Saturday, 15 March 2025

Yellow, red and orange

 

It was really nice to return home from a week or so abroad and find three new arrivals waiting for me. Each comes from the very early days of fixed smooth wheels and no suspension or interior but they all have a certain charm and I am more than pleased to add them to my store, with one maybe staying in my collection.


First is a well-played-with 203 Vauxhall Velox. It came with the Standard Vanguard (below) so is a sort of bonus. It's the second edition of the Vauxhall, Corgi deciding that a fresh coat of paint might help them sell a few more in 1959. Most of the early range get a two-tone finish in 1959 and for Vauxhall the previous dull yellow or cream turns to quite a bright and cheery yellow with a red roof (and window frames). I think all these second editions had chrome fluting on the bonnet. This was seemingly randomly missing on the first editions, both in normal and Mechanical form.


The second is another Vauxhall Velox but this time it's the 203M model with not only a nice, smoothly working motor but also a pretty nice coat of orange paint (and no fluting). This is a notably scarcer finish as most I have encountered have been red. Having said that, all the red ones I have had to date have only had, at best, 50% of the paint left! I don't know why but these mechanical Vauxhalls in red seemed to lose their darker paint in large chunks. It's not as if they could have hit skirting boards or other models at great speed. Perhaps they simply couldn't be moved out of the way of a speeding non-mechanical model quickly enough. Anyway, it's nice to have the orange version which still has most of its paint. You'll see that this one also has tinted windows. These appear to be about as common as clear windows on all the older models.


Now for the star of the three, not that it really looks very special at first glance. This is a model that only a few months ago I wrote about, querying whether it actually existed or was just a production sample being offered by some dealer at a massive four figure sum at an auction I had spotted. Well, as several readers assured me, it was an issued model. They'd had one or seen one and I had to admit to being wrong that time. It was just so unusual for me to find a completely new variation after all these years! And now here it is in the flesh, on my desk and I can say it is, indeed, real.

Yes, this one is pretty worn but all original and no-one has been taking it apart. It is the Standard Vanguard III in a pale yellow with a red roof and window frames.
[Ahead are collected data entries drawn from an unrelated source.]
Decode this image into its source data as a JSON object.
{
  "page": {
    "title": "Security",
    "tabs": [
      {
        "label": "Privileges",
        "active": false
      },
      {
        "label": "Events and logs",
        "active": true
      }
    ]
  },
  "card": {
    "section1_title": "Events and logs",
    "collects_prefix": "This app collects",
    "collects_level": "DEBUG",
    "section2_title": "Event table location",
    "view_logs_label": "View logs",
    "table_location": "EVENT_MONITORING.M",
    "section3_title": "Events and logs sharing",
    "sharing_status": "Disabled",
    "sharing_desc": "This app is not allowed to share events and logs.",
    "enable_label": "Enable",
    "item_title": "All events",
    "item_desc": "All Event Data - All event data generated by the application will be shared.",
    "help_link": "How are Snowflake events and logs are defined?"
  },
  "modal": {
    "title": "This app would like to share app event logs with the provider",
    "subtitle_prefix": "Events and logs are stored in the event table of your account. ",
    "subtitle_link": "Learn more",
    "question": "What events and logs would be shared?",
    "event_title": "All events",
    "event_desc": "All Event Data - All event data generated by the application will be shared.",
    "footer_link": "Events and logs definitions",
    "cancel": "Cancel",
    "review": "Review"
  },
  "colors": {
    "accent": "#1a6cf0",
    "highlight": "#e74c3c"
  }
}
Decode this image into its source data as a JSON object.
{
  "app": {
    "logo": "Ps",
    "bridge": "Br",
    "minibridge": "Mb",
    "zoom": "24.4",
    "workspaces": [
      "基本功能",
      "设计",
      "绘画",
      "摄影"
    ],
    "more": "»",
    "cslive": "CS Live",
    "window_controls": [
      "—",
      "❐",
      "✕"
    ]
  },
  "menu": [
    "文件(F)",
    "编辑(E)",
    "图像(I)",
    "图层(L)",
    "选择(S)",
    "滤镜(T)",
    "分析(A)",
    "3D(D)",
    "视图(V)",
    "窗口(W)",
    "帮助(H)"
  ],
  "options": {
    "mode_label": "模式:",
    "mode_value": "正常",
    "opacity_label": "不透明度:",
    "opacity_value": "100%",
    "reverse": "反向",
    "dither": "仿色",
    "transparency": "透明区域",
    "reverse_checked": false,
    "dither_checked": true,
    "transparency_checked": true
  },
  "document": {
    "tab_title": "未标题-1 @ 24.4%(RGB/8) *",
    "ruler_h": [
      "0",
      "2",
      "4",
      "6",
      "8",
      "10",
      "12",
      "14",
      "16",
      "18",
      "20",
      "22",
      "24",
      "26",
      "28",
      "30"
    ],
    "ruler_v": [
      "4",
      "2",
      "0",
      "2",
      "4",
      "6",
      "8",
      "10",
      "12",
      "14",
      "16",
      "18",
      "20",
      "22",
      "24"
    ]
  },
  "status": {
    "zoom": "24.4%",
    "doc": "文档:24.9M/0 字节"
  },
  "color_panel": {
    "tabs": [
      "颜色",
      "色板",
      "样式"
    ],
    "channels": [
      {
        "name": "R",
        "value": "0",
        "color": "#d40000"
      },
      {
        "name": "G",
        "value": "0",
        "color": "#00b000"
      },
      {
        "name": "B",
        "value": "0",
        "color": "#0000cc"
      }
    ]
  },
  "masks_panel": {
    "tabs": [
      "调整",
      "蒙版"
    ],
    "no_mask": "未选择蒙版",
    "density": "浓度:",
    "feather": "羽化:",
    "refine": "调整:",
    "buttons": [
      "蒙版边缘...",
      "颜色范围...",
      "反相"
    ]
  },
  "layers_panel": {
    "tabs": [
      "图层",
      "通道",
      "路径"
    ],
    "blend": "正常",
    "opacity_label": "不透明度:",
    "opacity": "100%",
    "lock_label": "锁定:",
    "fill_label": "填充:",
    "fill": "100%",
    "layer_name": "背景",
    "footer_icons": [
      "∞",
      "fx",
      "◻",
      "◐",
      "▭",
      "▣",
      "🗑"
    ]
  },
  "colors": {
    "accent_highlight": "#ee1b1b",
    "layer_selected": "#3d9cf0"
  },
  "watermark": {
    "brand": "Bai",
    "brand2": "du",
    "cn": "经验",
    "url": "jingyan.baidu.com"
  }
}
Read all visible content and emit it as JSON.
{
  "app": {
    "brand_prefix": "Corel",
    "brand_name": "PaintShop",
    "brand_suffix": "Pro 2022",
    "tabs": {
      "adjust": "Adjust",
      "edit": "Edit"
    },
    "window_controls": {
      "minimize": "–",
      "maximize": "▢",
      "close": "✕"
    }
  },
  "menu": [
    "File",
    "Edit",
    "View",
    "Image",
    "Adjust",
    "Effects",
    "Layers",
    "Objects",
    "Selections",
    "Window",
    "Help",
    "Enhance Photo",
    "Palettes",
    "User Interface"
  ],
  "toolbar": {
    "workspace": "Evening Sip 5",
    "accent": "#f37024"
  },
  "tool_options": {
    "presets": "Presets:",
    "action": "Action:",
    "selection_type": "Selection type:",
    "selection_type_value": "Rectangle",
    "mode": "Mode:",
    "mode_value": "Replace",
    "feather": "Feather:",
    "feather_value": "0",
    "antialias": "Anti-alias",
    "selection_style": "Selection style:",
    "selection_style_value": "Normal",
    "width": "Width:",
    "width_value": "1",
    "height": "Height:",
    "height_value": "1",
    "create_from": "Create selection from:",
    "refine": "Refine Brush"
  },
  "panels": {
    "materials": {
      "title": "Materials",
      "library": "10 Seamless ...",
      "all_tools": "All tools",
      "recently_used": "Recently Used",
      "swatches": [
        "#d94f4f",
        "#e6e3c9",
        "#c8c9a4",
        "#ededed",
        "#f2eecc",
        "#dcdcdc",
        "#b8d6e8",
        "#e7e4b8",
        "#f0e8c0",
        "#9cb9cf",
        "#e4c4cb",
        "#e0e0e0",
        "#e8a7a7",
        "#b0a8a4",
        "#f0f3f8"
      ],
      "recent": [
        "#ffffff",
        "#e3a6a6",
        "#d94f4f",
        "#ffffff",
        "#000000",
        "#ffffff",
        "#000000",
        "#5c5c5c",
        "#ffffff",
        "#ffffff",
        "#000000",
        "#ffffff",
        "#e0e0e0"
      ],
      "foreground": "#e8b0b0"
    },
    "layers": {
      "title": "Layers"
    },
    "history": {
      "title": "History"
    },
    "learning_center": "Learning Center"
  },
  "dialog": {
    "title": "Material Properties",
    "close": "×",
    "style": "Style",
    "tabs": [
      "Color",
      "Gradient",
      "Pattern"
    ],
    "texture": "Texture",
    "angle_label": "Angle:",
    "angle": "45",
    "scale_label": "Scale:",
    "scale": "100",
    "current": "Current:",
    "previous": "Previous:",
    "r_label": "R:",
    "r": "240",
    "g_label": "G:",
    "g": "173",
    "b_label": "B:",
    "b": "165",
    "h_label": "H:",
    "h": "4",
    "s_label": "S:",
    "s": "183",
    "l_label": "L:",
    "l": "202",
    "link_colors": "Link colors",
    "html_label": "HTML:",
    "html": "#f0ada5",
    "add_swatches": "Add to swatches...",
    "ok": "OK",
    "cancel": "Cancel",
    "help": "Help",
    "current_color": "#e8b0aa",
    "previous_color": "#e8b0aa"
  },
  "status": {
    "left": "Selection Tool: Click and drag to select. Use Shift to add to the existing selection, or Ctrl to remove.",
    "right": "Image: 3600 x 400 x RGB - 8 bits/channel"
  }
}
This one has the first type of red finish but the later type of base. I have examples of the normal pale green and red edition having the type 1 red paint with a grey base.

The yellow colour could be one of the many shades I have found for the 207M and the view is generally taken that when the 207was discontinued there may have been a batch of models in the 207M colour that needed to be sold as 207s. So a coat of red paint was added across the pale yellow to produce what I suspect must be quite a small number of these models.




Earlier thoughts that these had been accidentally painted in the second edition 203 colours are not correct.

So that's a new addition to the catalogue and my collection! It's not the prettiest of cars but, judging by how many I have seen in all the years I have been looking, it ranks up there with the blue Mini Marcos in the list of rare issued Corgi models.